Every year at The Village we observe fallow month in December. “Fallow” is a farming term which means to leave a field unplanted. This gives the field a chance to rest and replenish nutrients. We practice fallow month to give us space to rest. We try not to fill up the month with events, but rather we take time off from our pilgrim groups, monastic communities and other events. The intent is to give our community space to be in each other’s homes to celebrate together. The pastors take this time to rest also. Sometimes we do bigger projects or just try to seek God in the extra space.
This year, as you well know at this point, has been different to say the least. To continue the farming metaphor, its been a year of fire and famine and of lost crops. We have practiced almost a sort of forced fallowness this whole year. I came across a song recently about the Great Irish Famine that was written from the perspective of a parish priest pleading with God. As I listened I found myself weeping because though this year hasn’t quite been a famine to that extent, the song spoke to the helplessness I’ve felt this year. It spoke to my pleading with God over the loss of life, and relationship, and growth. One conversation I’ve had with Eric and Rod over and over this year is about what we think God is doing with this year, what He might want to teach our community, what we are called to in this forced solitude.
This year for fallow month we are practicing a sort of partial fallowness. Some of our pilgrim groups have continued to meet. Some of our pastoral meetings will continue. But I want you to consider the word fallow with us. What does rest look like in this season? What does celebrating together look like when we can’t all be together as we would hope to be? What does joy (the pleasure of God’s company) look like this advent?

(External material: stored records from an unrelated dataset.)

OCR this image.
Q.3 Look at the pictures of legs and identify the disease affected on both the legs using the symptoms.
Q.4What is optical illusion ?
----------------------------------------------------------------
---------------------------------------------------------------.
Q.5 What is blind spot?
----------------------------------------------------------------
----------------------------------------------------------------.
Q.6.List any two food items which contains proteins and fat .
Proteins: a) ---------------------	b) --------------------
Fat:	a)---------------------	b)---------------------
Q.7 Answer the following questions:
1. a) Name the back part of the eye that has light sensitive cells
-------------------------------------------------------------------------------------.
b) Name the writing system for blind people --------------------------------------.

Finally, I invite you to meditate on the words of David in Psalm 23, and consider what it means that we lack nothing, that the Lord refreshes our souls, that he is with us in the darkest places, that his love follows us all the days of our lives.

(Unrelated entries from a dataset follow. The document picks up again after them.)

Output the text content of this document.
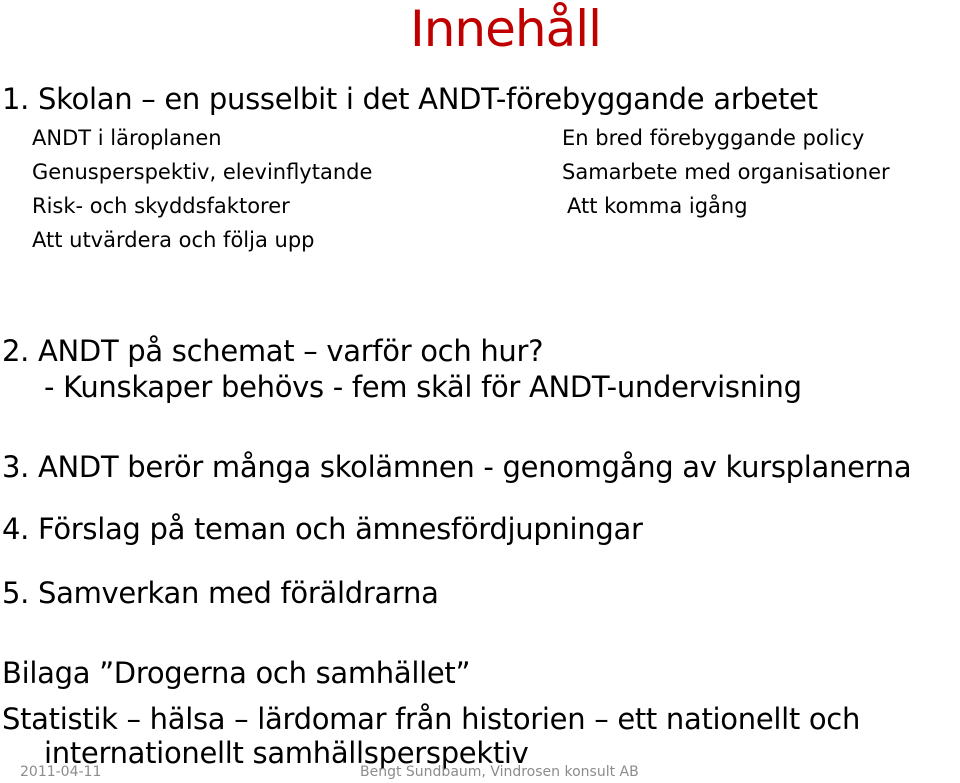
Innehåll
1. Skolan – en pusselbit i det ANDT-förebyggande arbetet
ANDT i läroplanen
Genusperspektiv, elevinflytande
Risk- och skyddsfaktorer
Att utvärdera och följa upp
En bred förebyggande policy
Samarbete med organisationer
Att komma igång
2. ANDT på schemat – varför och hur?
- Kunskaper behövs - fem skäl för ANDT-undervisning
3. ANDT berör många skolämnen - genomgång av kursplanerna
4. Förslag på teman och ämnesfördjupningar
5. Samverkan med föräldrarna
Bilaga ”Drogerna och samhället”
Statistik – hälsa – lärdomar från historien – ett nationellt och
internationellt samhällsperspektiv
2011-04-11	Bengt Sundbaum, Vindrosen konsult AB
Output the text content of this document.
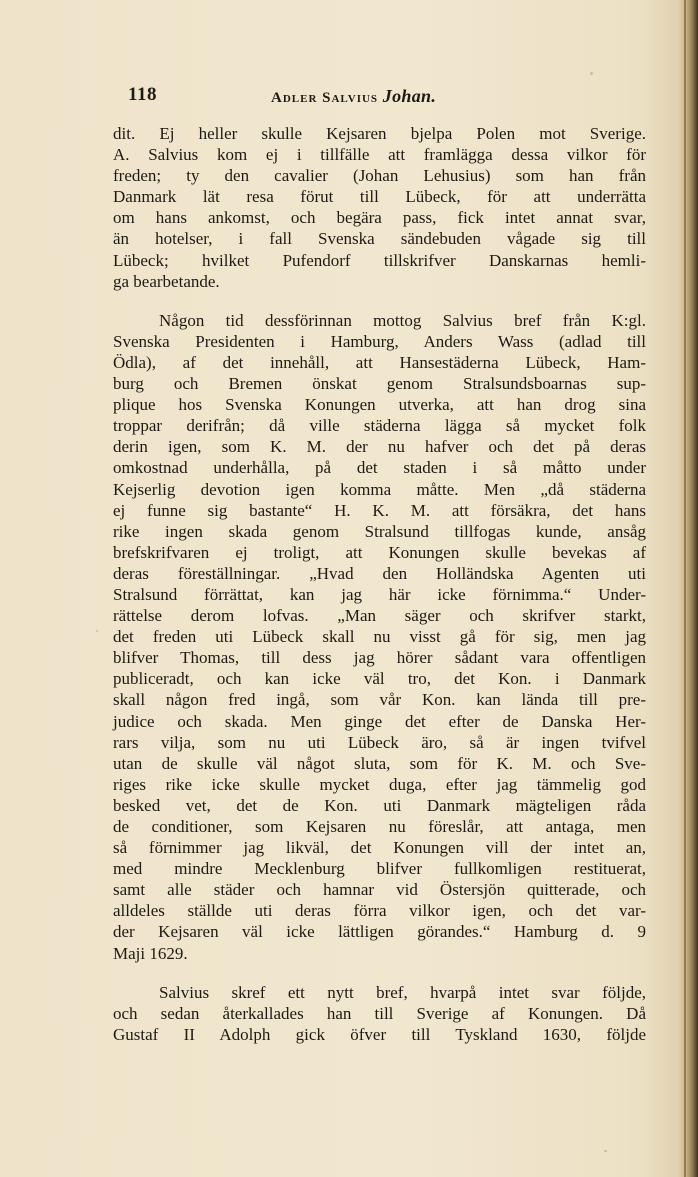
118	Adler Salvius Johan.

dit. Ej heller skulle Kejsaren bjelpa Polen mot Sverige.
A. Salvius kom ej i tillfälle att framlägga dessa vilkor för
freden; ty den cavalier (Johan Lehusius) som han från
Danmark lät resa förut till Lübeck, för att underrätta
om hans ankomst, och begära pass, fick intet annat svar,
än hotelser, i fall Svenska sändebuden vågade sig till
Lübeck; hvilket Pufendorf tillskrifver Danskarnas hemli-
ga bearbetande.

Någon tid dessförinnan mottog Salvius bref från K:gl.
Svenska Presidenten i Hamburg, Anders Wass (adlad till
Ödla), af det innehåll, att Hansestäderna Lübeck, Ham-
burg och Bremen önskat genom Stralsundsboarnas sup-
plique hos Svenska Konungen utverka, att han drog sina
troppar derifrån; då ville städerna lägga så mycket folk
derin igen, som K. M. der nu hafver och det på deras
omkostnad underhålla, på det staden i så måtto under
Kejserlig devotion igen komma måtte. Men „då städerna
ej funne sig bastante“ H. K. M. att försäkra, det hans
rike ingen skada genom Stralsund tillfogas kunde, ansåg
brefskrifvaren ej troligt, att Konungen skulle bevekas af
deras föreställningar. „Hvad den Holländska Agenten uti
Stralsund förrättat, kan jag här icke förnimma.“ Under-
rättelse derom lofvas. „Man säger och skrifver starkt,
det freden uti Lübeck skall nu visst gå för sig, men jag
blifver Thomas, till dess jag hörer sådant vara offentligen
publiceradt, och kan icke väl tro, det Kon. i Danmark
skall någon fred ingå, som vår Kon. kan lända till pre-
judice och skada. Men ginge det efter de Danska Her-
rars vilja, som nu uti Lübeck äro, så är ingen tvifvel
utan de skulle väl något sluta, som för K. M. och Sve-
riges rike icke skulle mycket duga, efter jag tämmelig god
besked vet, det de Kon. uti Danmark mägteligen råda
de conditioner, som Kejsaren nu föreslår, att antaga, men
så förnimmer jag likväl, det Konungen vill der intet an,
med mindre Mecklenburg blifver fullkomligen restituerat,
samt alle städer och hamnar vid Östersjön quitterade, och
alldeles ställde uti deras förra vilkor igen, och det var-
der Kejsaren väl icke lättligen görandes.“ Hamburg d. 9
Maji 1629.

Salvius skref ett nytt bref, hvarpå intet svar följde,
och sedan återkallades han till Sverige af Konungen. Då
Gustaf II Adolph gick öfver till Tyskland 1630, följde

“The Lord is my shepherd, I lack nothing. He makes me lie down in green pastures, he leads me beside quiet waters, he refreshes my soul. He guides me along the right paths for his name’s sake. Even though I walk through the darkest valley, I will fear no evil, for you are with me; your rod and your staff, they comfort me. You prepare a table before me in the presence of my enemies. You anoint my head with oil; my cup overflows. Surely your goodness and love will follow me all the days of my life, and I will dwell in the house of the Lord forever.”